Los asistentes al lugar cruzaban entre sí grandes y pequeñas apuestas, en las que jugaban todo: riquezas, libertad, familia y aun la vida. Cada quien apostaba lo que podía y lo que tenía.

            Cada vez que la bola de ulli lograba pasar por el hueco del tlachtemalácatl, daba la victoria al grupo del golpe afortunado; si la pelota impulsada por algún jugador lograba derribar a un contrario se ganaban puntos. Una marca, un punto o una raya señalaban la ventaja o desventaja de los jugadores.

            La riqueza y la miseria se jugaban continuamente gracias al desbordado entusiasmo de las apuestas: ricas mantas de algodón con adornos de plumas, hermosas joyas de chalchihuitl, figurillas de jade, bolsas de cacao, manojos de pluma de quetzal, cañutos de plumas llenos de polvo de oro y muchas cosas preciosas. Algunas mujeres cambiaban de dueños al terminar el juego; algunos hombres se entregaban para trabajar gratis, en provecho del ganador o para ser sacrificados en ofrenda a los dioses.

Macuilxóchitl, deidad asociada a los juegos

Macuilxóchitl, deidad asociada a los juegos
Museo Nacional de Antropología e Historia

             Cuenta una leyenda que el tlatoani Axayácatl, señor de México-Tenochtitlán, apostó una vez el mercado de Tlatelolco contra los jardines de Xochimilco. Después de un reñido y prolongado juego, los hombres de Axayácatl perdieron ante los fuertes y diestros jugadores de Xochimilco. El tianguis de Tlatelolco pasó a manos de los xochimilcas.

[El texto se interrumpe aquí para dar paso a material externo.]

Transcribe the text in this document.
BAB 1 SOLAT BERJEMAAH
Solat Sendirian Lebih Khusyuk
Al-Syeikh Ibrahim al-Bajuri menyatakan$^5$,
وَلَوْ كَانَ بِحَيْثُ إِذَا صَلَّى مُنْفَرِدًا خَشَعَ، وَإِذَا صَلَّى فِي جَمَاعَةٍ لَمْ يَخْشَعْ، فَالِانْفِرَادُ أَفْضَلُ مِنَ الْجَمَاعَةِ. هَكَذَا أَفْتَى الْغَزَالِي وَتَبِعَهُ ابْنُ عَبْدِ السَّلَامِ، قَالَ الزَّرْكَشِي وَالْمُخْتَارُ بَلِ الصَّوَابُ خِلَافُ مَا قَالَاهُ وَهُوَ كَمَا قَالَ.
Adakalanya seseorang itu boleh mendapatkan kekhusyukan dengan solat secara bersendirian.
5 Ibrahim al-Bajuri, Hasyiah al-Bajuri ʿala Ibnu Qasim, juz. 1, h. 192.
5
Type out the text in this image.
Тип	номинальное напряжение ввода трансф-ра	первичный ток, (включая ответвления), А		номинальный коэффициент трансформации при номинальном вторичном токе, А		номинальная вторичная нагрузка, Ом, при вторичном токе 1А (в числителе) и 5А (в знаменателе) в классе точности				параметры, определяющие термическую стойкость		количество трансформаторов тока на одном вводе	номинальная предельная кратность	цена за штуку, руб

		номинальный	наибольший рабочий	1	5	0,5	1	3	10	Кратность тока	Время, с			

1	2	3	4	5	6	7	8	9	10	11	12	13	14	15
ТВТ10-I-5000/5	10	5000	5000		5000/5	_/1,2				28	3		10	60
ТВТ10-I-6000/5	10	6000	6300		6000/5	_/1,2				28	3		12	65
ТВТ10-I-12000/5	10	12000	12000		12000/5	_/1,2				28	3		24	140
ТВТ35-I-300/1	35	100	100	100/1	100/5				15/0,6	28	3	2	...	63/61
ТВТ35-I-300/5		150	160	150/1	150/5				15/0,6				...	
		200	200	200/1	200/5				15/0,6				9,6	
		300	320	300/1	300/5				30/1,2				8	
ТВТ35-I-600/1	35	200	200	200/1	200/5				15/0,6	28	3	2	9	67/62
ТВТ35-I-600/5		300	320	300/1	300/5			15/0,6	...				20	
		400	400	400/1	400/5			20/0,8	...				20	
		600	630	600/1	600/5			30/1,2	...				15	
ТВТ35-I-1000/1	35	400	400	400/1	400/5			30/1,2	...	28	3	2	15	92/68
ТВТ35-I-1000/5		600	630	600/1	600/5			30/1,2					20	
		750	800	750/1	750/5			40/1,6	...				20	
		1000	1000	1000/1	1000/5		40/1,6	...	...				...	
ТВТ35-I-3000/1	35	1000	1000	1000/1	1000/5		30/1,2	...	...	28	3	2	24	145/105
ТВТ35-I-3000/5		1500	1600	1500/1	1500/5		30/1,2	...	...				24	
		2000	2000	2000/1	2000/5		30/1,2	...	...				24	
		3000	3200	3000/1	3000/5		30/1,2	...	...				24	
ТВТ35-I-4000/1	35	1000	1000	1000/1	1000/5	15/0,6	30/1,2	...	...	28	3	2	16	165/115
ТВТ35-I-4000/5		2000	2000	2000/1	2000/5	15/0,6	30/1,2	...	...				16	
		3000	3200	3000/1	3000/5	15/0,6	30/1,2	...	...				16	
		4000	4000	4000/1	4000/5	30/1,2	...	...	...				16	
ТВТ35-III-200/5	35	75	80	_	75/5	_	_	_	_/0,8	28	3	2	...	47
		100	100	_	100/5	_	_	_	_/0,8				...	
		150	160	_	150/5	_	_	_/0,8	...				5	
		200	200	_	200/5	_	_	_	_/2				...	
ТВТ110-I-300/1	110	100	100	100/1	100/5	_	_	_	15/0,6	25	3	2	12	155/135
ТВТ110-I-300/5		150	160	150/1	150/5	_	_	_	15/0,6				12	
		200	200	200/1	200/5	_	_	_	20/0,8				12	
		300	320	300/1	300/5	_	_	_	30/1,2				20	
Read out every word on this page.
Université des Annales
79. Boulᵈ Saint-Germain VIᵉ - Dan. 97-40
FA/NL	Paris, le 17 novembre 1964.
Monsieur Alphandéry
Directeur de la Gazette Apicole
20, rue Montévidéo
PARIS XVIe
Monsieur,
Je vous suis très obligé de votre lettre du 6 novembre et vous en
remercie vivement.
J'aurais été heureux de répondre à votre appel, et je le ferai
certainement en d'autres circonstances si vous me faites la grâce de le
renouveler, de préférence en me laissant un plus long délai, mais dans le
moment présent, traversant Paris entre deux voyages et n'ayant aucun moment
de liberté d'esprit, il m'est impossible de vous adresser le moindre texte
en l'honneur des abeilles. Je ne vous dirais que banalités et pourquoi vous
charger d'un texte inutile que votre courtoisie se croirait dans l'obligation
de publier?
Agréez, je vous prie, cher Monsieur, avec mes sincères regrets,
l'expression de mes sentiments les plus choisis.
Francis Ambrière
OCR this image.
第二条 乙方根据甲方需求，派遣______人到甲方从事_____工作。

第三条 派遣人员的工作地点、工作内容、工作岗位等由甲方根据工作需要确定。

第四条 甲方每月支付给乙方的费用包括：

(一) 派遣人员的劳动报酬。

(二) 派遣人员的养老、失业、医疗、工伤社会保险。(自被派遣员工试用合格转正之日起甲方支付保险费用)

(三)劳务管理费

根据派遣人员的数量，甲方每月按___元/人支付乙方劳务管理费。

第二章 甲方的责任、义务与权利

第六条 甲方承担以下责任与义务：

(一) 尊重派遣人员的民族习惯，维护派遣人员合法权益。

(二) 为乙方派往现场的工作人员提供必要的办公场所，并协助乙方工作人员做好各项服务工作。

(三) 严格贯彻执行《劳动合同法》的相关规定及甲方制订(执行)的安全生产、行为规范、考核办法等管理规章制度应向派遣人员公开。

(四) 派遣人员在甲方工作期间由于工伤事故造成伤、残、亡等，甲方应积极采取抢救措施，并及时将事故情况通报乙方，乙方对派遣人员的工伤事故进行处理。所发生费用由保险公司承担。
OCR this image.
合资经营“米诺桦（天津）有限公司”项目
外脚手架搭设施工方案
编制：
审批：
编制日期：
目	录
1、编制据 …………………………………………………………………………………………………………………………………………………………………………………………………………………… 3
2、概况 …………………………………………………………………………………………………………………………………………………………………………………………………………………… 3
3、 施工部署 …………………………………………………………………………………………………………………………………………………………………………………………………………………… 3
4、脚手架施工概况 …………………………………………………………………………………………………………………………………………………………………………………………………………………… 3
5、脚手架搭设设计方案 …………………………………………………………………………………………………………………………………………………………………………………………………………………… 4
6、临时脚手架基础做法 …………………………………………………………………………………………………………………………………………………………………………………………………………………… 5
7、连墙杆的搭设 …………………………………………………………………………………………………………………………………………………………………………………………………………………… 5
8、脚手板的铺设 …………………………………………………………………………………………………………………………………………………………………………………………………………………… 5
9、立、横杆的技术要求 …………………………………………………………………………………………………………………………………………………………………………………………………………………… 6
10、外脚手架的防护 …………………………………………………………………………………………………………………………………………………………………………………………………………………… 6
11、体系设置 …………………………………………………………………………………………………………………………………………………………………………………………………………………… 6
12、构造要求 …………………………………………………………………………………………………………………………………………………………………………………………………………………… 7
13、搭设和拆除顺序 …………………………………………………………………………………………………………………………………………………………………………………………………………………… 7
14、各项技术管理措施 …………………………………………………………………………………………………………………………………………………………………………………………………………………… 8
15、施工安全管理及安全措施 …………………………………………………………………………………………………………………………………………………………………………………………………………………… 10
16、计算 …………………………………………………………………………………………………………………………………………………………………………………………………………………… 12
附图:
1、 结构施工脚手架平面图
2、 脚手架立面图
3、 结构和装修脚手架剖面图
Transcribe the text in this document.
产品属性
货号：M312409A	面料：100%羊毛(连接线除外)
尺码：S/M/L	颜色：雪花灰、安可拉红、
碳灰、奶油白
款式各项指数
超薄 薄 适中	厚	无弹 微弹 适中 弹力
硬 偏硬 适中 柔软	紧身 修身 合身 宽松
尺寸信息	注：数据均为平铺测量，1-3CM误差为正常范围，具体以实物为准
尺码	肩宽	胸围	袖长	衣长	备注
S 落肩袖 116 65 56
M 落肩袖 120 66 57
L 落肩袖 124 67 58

            Al día siguiente, Axayácatl envió a sus embajadores ante el señor de Xochimilco, llevando variados y vistosos regalos y una guirnalda de bellas flores. Los vencidos la pusieron en el cuello del señor y la apretaron con tal fuerza que inmediatamente murió ahorcado. De esta manera no se pagó la apuesta y Tlatelolco siguió bajo el poderío mexica. Tiempo después los mexicas sometieron Xochimilco a su dominio.

            Había dos tlachtemalácatl, uno para cada contendiente. Uno se ubicaba a la mitad del muro de la derecha y el otro a la mitad de la pared izquierda. La pelota rebotaba en muros y taludes pintados de rojo, el color sagrado, el color de la sangre, el preferido por los dioses.

         Algunos jugadores caían heridos, golpeados con fuerza por la pesada bola de ulli; la pelota maceraba la carne, rompía los huesos y regaba la sangre, el líquido precioso de la vida que salpicaba el tlachco y llegaba directamente a los dioses. Los hombres no dudaban en ofrecer a los dioses lo más sagrado y valioso que poseían, la vida humana.